Inference for the ratio of two exponential parameters using a Bayesian approach
Abstract
In this dissertation the maximal data information prior and the probability matching prior for the ratio of two exponential parameters will be derived. The method by Datta and Ghosh (1995) will be used to derive the probability matching prior and the method proposed by Zellner (1971) will be used to derive the maximal data information prior. Simulation studies will be done to compare and evaluate the performance of the following five priors: the Jeffreys, uniform, probability matching, maximal data information priors and a prior suggested by Ghosh et al. (2011). We will investigate the performance of the credibility intervals for the ratio of two exponential parameters. These intervals will be compared with each other in terms of coverage rates and average interval lengths.
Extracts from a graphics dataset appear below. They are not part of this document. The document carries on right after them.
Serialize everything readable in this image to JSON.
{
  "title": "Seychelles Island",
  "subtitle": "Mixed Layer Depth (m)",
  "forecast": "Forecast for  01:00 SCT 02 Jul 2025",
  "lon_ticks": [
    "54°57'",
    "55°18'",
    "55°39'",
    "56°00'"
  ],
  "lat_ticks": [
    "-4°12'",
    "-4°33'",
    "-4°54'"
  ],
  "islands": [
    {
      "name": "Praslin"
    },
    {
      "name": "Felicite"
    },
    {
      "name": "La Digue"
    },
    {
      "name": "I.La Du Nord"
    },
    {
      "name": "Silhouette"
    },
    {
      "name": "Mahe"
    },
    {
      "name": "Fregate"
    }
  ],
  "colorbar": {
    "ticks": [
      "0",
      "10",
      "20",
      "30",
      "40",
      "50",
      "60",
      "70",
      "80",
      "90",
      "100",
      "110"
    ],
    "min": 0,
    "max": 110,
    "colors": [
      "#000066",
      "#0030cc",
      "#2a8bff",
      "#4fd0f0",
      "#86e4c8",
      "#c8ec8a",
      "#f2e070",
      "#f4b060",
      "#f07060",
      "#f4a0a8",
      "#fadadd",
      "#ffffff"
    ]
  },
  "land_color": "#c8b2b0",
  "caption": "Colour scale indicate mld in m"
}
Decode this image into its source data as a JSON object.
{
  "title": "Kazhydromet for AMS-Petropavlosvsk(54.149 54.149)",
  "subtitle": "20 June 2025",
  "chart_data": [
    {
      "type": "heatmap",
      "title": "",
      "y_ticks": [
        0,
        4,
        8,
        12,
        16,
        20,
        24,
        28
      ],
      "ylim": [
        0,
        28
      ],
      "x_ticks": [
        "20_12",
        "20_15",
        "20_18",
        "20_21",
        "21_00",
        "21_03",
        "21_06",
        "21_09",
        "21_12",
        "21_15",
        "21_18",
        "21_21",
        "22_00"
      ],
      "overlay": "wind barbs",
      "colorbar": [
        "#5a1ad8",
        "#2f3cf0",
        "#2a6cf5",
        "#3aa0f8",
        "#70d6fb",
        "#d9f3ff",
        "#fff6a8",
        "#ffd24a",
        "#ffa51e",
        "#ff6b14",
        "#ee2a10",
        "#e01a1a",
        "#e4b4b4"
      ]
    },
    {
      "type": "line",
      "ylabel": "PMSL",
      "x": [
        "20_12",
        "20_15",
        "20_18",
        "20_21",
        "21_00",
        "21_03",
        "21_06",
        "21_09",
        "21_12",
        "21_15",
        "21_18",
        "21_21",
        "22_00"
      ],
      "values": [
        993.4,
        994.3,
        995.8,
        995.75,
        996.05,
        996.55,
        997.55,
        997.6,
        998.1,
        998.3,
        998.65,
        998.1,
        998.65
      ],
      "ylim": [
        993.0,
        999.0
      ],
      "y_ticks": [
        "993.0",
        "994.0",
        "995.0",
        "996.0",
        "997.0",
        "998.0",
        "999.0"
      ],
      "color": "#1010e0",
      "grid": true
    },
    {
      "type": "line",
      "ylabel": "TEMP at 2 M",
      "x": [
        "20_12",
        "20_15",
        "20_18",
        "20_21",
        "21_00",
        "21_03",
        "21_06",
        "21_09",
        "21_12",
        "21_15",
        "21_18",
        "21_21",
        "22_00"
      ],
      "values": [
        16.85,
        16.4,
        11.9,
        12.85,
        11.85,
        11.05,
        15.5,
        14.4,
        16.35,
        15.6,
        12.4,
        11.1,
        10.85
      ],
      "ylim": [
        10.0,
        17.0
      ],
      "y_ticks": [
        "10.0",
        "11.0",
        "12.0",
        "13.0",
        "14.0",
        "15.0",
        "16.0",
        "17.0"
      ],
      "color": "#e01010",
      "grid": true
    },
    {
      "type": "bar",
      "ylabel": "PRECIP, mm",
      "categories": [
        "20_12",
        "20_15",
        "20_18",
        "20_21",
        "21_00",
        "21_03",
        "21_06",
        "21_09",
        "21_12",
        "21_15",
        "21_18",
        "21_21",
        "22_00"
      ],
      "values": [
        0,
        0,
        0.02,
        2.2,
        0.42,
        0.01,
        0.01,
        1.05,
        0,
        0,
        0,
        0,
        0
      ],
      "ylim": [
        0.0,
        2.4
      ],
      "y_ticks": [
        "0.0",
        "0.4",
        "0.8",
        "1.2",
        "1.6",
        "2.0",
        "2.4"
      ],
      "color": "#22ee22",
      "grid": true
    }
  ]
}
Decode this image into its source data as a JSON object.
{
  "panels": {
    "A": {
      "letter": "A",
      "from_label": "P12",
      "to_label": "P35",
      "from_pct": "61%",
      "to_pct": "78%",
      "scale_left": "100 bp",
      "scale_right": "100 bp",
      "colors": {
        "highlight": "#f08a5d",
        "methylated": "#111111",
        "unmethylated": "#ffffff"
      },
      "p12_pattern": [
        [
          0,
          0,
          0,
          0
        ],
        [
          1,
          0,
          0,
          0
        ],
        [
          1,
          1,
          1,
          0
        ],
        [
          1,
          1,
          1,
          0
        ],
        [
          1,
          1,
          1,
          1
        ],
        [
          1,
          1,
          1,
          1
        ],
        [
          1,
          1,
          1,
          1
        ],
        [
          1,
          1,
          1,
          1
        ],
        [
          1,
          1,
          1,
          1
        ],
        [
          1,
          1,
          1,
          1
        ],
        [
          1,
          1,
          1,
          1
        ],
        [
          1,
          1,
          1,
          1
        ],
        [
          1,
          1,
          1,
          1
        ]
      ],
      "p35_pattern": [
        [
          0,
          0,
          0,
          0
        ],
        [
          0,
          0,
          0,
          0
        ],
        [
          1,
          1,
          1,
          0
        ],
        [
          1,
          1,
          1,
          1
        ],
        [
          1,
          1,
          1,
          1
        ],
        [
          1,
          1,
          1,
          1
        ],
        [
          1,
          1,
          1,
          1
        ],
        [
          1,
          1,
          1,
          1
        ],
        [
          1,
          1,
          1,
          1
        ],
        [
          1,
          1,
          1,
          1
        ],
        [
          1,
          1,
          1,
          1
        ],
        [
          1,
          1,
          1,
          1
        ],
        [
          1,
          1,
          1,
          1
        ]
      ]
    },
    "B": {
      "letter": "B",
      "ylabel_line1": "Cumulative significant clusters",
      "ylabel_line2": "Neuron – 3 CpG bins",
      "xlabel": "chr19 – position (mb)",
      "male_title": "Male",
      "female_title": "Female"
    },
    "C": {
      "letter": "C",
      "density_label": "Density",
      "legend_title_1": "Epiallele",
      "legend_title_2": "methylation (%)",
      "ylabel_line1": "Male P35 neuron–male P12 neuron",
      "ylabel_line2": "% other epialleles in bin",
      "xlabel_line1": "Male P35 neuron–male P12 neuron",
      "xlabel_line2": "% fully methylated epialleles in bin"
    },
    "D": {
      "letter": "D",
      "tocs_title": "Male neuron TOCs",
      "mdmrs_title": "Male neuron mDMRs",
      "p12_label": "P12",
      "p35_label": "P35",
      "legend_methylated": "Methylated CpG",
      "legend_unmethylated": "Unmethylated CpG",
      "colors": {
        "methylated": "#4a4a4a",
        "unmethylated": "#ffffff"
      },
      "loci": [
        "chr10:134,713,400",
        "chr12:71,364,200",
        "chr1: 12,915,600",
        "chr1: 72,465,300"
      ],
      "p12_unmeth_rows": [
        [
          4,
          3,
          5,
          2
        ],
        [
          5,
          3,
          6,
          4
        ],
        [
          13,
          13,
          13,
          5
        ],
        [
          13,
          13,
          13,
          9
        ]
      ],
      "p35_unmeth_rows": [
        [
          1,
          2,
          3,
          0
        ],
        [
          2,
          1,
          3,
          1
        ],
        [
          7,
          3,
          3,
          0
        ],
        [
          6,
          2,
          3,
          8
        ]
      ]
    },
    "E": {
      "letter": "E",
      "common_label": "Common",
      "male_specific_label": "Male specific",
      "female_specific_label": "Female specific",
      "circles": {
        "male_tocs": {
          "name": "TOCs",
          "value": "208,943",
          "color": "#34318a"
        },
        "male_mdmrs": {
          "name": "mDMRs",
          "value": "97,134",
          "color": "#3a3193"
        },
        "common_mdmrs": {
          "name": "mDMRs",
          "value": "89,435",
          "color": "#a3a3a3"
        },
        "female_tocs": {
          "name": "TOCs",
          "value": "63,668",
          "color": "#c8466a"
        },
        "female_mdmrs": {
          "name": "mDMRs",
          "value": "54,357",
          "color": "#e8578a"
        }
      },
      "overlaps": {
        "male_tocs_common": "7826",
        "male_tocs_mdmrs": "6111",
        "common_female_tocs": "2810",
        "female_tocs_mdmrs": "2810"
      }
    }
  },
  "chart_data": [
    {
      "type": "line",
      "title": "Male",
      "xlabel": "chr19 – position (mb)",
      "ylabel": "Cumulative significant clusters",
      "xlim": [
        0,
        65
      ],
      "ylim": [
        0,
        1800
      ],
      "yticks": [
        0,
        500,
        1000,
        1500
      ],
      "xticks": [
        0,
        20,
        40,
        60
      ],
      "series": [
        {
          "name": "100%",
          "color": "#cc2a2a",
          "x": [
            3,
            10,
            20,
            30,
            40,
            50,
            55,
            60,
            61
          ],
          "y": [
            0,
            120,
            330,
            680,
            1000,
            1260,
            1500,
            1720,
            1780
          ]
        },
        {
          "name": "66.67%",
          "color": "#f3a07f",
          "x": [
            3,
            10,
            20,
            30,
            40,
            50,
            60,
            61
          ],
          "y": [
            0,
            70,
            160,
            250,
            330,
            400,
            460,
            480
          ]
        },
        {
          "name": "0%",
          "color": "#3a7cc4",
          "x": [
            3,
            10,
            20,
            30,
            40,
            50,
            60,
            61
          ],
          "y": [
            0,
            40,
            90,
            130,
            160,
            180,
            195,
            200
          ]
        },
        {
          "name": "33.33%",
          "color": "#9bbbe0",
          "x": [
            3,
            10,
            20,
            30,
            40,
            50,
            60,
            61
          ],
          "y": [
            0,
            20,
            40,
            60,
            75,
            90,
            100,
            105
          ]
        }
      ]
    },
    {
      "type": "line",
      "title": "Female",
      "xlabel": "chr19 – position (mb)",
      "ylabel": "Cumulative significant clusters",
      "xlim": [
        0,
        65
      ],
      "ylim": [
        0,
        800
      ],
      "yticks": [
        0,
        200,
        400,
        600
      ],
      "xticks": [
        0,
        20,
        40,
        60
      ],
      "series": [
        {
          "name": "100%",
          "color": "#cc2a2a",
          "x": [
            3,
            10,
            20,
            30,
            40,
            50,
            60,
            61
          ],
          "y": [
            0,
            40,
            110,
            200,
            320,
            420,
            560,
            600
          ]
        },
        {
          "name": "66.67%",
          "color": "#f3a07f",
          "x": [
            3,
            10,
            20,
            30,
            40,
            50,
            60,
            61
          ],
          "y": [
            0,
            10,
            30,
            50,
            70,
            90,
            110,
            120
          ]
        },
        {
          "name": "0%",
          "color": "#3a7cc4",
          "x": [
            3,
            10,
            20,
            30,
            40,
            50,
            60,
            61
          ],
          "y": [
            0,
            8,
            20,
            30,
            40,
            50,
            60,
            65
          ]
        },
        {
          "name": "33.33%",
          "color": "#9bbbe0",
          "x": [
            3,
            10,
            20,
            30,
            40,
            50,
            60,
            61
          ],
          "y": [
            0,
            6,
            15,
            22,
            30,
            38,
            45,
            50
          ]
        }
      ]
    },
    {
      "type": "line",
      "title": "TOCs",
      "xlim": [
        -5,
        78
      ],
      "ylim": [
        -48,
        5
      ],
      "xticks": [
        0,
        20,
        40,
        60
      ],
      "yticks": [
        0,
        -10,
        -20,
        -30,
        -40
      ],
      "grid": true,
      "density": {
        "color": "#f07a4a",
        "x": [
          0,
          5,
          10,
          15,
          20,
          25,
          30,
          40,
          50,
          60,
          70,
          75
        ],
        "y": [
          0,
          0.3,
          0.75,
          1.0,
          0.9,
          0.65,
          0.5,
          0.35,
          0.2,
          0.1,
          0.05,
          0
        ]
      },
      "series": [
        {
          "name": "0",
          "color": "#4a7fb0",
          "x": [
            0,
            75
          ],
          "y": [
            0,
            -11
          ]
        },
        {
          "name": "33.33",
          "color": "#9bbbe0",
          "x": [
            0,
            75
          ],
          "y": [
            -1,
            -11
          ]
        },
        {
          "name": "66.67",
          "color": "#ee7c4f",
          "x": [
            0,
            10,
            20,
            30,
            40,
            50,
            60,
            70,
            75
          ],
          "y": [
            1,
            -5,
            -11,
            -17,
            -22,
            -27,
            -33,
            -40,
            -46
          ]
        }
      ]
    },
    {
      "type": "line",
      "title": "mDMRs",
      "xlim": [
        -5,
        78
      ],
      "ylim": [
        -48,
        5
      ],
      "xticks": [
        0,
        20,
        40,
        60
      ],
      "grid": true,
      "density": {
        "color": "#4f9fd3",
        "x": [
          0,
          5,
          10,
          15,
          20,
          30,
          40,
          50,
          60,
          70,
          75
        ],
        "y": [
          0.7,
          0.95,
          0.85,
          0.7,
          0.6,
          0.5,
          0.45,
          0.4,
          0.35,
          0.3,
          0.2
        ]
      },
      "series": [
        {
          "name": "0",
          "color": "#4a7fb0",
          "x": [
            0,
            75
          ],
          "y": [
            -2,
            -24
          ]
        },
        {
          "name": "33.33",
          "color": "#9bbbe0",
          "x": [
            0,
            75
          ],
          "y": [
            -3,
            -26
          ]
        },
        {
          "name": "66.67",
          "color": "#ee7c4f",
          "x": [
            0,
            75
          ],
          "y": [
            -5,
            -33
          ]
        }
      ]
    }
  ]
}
It seems that if inference is made on the ratio of two exponential parameters, the Jeffreys prior performs better in terms of coverage rates, but the maximal data information prior performs better in terms of average interval lengths. Loss functions will also be used to derive Bayes estimates. The squared error loss and all-or-nothing loss functions will be compared with each other through a simulation study. The performance of each loss function will be compared by looking at the MSE and bias values of the Bayes estimates. It seems that the Jeffreys prior with the absolute error loss performs better than the other considered priors and loss functions, when Bayesian point estimates of the ratio of two exponential parameters is computed. An application is also considered where the different credibility intervals and Bayes estimates are calculated and compared.